74.エスカレータ

 当たり前の話であるが、エスカレータは動いているから価値がある。先日、動いていないエスカレータを歩いたが、なかなか歩きにくいものである。各段が縦縞で段差がわかりづらい。しかし、動いているエスカレータを歩く場合は何の不自由さも感じない。そうなると、エスカレータは動いているという潜在意識が常に働いているのかもしれない。特に、最初と最後の部分は1段ごとの高さが違うので、止まっているエスカレータでは非常に歩きにくい。

 今回の話は動いているエスカレータについてである。この当たり前のことが、当たり前でなくなる時をしばしば感じることがある。デパートへ行くとエレベータではなくエスカレータに乗る。エレベータはほとんどすべての階に止まり、しかも満員である。歩いたほうが早いと思えるほど時間がかかる。だから、ベビーカーもエスカレータを使用するのだろう。危険だということが徹底されてきたせいか、最近では見かけなくなった。それでも、館内アナウンスで、ベビーカーの使用禁止を執拗に訴えている。事故が起きた際の責任逃れといった感じがしないでもない。それよりも気になるのは、あのアナウンスの言葉づかいである。「エスカレータでのベビーカーのご使用はアブノウゴザイマスノデ・・・・」これはちょっとアブノーマルである。「危険ですのでおやめください」でいいと思うが、どんなものであろうか。

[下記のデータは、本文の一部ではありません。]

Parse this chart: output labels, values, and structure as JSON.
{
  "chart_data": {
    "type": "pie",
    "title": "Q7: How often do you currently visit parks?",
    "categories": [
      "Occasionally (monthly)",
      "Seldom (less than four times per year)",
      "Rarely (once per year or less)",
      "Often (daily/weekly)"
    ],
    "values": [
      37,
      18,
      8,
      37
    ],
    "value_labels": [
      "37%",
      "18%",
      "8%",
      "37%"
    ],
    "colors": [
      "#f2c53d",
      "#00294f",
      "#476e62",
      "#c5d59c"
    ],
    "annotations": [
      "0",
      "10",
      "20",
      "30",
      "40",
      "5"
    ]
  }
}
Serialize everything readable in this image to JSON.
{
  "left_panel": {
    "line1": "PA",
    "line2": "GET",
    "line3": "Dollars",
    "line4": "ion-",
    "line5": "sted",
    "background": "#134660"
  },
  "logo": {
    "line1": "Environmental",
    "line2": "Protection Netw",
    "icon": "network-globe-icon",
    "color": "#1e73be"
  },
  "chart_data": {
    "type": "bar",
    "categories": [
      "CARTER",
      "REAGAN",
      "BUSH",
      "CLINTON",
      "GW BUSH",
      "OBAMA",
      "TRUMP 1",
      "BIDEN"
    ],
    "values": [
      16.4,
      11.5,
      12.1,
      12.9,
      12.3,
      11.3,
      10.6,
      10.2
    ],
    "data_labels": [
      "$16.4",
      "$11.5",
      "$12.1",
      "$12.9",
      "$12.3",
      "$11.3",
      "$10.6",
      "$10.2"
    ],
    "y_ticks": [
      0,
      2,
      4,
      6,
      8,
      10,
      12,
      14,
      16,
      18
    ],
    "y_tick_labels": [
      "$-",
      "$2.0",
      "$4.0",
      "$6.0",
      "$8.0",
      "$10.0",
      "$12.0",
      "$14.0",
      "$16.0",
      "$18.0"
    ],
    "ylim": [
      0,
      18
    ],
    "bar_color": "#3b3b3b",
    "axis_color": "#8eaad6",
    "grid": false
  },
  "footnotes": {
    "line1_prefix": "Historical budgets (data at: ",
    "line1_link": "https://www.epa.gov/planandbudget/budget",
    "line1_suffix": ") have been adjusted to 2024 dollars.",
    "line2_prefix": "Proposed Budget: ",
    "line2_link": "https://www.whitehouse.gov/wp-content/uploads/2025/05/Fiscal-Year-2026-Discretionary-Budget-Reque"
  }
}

 エスカレータに乗った本人は動かなくても、エスカレータが代わりに動いてくれる。結果として、エスカレータに乗っている間だけ、人は動かなくても位置を移動することができるのである。ここで問題なのは、乗っている間だけ移動できるということである。降りれば止まってしまうのである。今まで動かなくても問題なく移動してきたので、降りてからも動こうとしない。エスカレータを降りたところで立ち止まったまま指を指し、あっちへ行くべきか、こっちへ行くべきかと二人並んだまま動かない人を見かけることがある。この間にも後ろからどんどん人が来るのである。こんなところへベビーカーが来ると非常に危険である。「アブノウゴザイマスので前へお進みください」と思わず言いそうになる。エスカレータは自分だけを運んでくれるのではなく、エンドレスに人を運んでいるということを忘れているのである。瞬間的に自分の行動と思考が不一致状態になっているのだろう。なぜこのようなことが起こるのか。自分の意思で行動していないことが原因ではないだろうか。

 常に自分の意思で周りとの位置関係を確認する必要があるように思う。家庭、職場、会社、業界、世間等、比較するものを多く持つ必要がある。意外なところで勘違いをし、迷惑をかけていることがあるかもしれない。よく言われることに、「○○の常識は××の非常識」というものがある。間違っていることでも、毎日接していると当たり前になってしまうのである。常に意識して、新鮮な目でものを見ようとしていないと流されてしまう。今のように流れが速い時代においては日々の精進が大事である。

 かつてはエスカレータの片側を空け(関東・関西で空ける側が逆)、歩く人に譲るのが常識であったが、最近ではエスカレータで歩くのは非常識ということになってきた。